SWING TIME
By Zadie Smith
Growing up brown on a London council estate in the ’80s, Tracey and the unnamed narrator of Zadie Smith’s tour-de-force novel gravitate to each other by default. It was “as if one piece of tan material had been cut to make us both,” Smith writes. Endlessly rewinding Fred Astaire musicals, they dream of becoming dancers like Tracey’s father, whose conspicuous absence is blamed on an ongoing gig with Michael Jackson.
Behind two outwardly similar friends stand two starkly different mothers. Dressed “like a little whore” in ruffles and crop tops, Tracey is “unashamedly her mother’s aspiration and avatar, her only joy.” This elicits, in equal parts, the envy of the narrator and the contempt of her Afro-wearing feminist mother, a fiercely proud autodidact whose tendency to “think of people collectively” will lead her to shed her marriage to the narrator’s devoted but unambitious father en route to a triumphant seat in parliament.
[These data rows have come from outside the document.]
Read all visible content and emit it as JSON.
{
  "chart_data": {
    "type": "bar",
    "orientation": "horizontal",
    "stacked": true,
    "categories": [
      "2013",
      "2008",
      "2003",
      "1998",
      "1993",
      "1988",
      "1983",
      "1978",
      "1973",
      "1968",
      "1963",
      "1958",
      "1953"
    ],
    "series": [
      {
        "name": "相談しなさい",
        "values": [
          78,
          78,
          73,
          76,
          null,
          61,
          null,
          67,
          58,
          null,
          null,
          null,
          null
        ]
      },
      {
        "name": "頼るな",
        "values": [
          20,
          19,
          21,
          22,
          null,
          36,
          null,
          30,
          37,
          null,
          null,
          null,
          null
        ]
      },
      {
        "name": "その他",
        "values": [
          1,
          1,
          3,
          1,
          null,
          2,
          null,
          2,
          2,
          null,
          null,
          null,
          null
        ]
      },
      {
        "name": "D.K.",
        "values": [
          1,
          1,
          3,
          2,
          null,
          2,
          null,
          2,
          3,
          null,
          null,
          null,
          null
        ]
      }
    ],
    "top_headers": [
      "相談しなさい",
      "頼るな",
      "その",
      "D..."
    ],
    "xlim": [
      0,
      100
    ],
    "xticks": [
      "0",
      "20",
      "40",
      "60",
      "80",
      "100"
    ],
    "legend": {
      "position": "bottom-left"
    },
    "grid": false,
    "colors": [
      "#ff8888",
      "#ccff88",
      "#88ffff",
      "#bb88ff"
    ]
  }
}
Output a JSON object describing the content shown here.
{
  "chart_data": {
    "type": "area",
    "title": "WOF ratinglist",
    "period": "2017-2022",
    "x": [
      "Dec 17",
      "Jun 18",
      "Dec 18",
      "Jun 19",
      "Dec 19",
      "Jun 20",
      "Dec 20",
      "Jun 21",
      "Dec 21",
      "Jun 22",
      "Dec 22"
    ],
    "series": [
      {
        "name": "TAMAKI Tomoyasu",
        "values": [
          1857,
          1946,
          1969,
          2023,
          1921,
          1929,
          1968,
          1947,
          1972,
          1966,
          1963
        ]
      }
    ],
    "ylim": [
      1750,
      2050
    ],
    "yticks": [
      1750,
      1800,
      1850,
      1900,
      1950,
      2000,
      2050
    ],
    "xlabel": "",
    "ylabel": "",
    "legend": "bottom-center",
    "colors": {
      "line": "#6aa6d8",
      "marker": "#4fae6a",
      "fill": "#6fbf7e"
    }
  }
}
The girls drift apart in their teens. Tracey, the truly talented one, heads to dance school, the narrator to university before ending as jet-setting personal assistant to Aimee, a single-name Australian pop star. Over a decade, the narrator’s life stays outwardly glamorous but inwardly menial, while Tracey’s takes a nosedive into substance abuse and single parenthood. On the occasion their paths cross, the narrator is taken off guard by Tracey’s surprising vitriol toward the narrator’s now-divorced parents.
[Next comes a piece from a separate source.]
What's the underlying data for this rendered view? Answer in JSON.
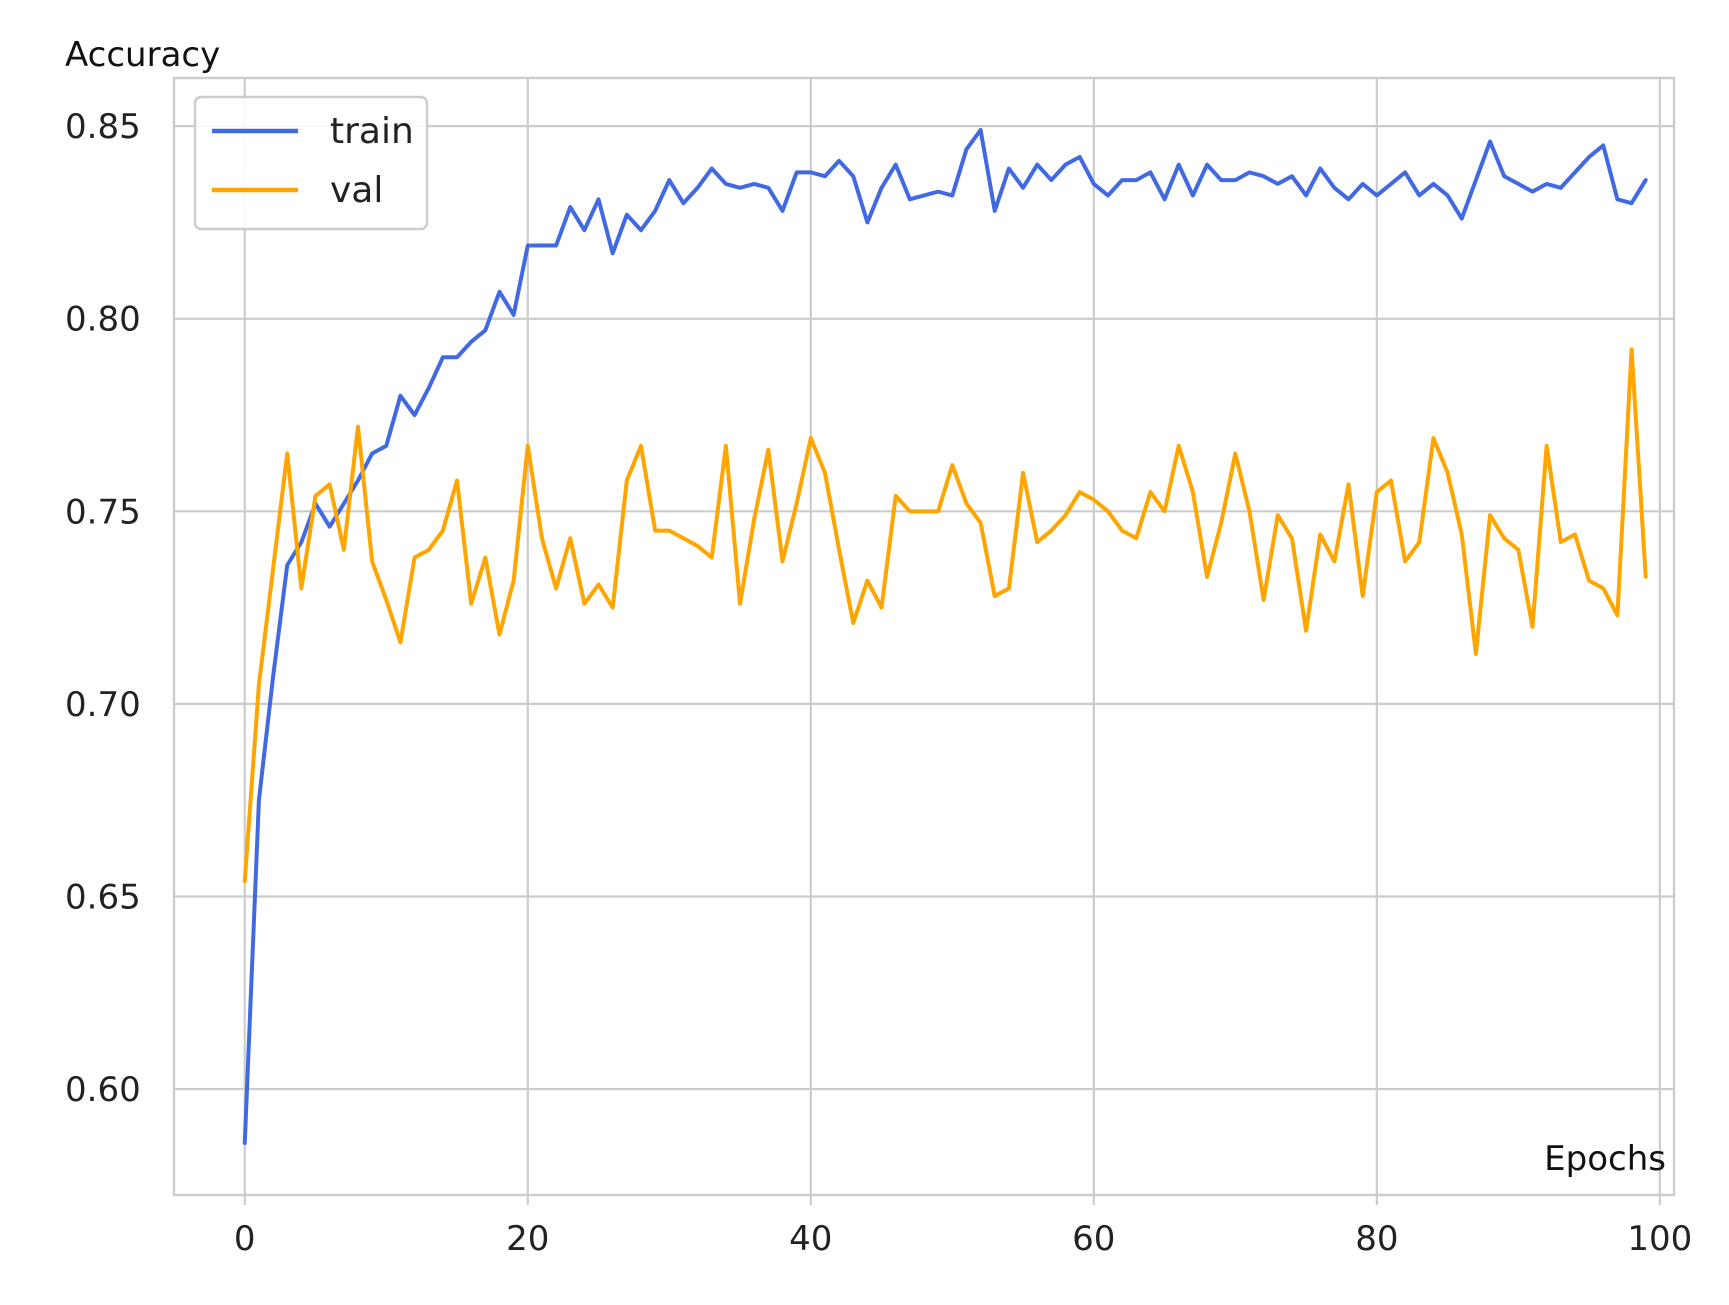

Smith has been crafting complex, layered individuals from the raw clay of race, class, culture and circumstance since she was in swaddling clothes (White Teeth). Swing Time shifts that skill effortlessly and compellingly to a global setting. In Gambia, where the narrator spends years intermittently setting up Aimee’s passion project, a school for girls, identity turns out to have its own theory of relativity: to the villagers she’s “white” and “American.” Later, a visit to an island used for the slave trade provides a turning point. Though still in denial that she’s effectively a slave to her own white (female) master, it dawns on the narrator that her “tribe” is defined less by race than by a lack of the charisma possessed by so many of the women in her life. “I had always tried to attach myself to the light of other people,” she laments in the novel’s retrospective first pages. “I had never had any light of my own.”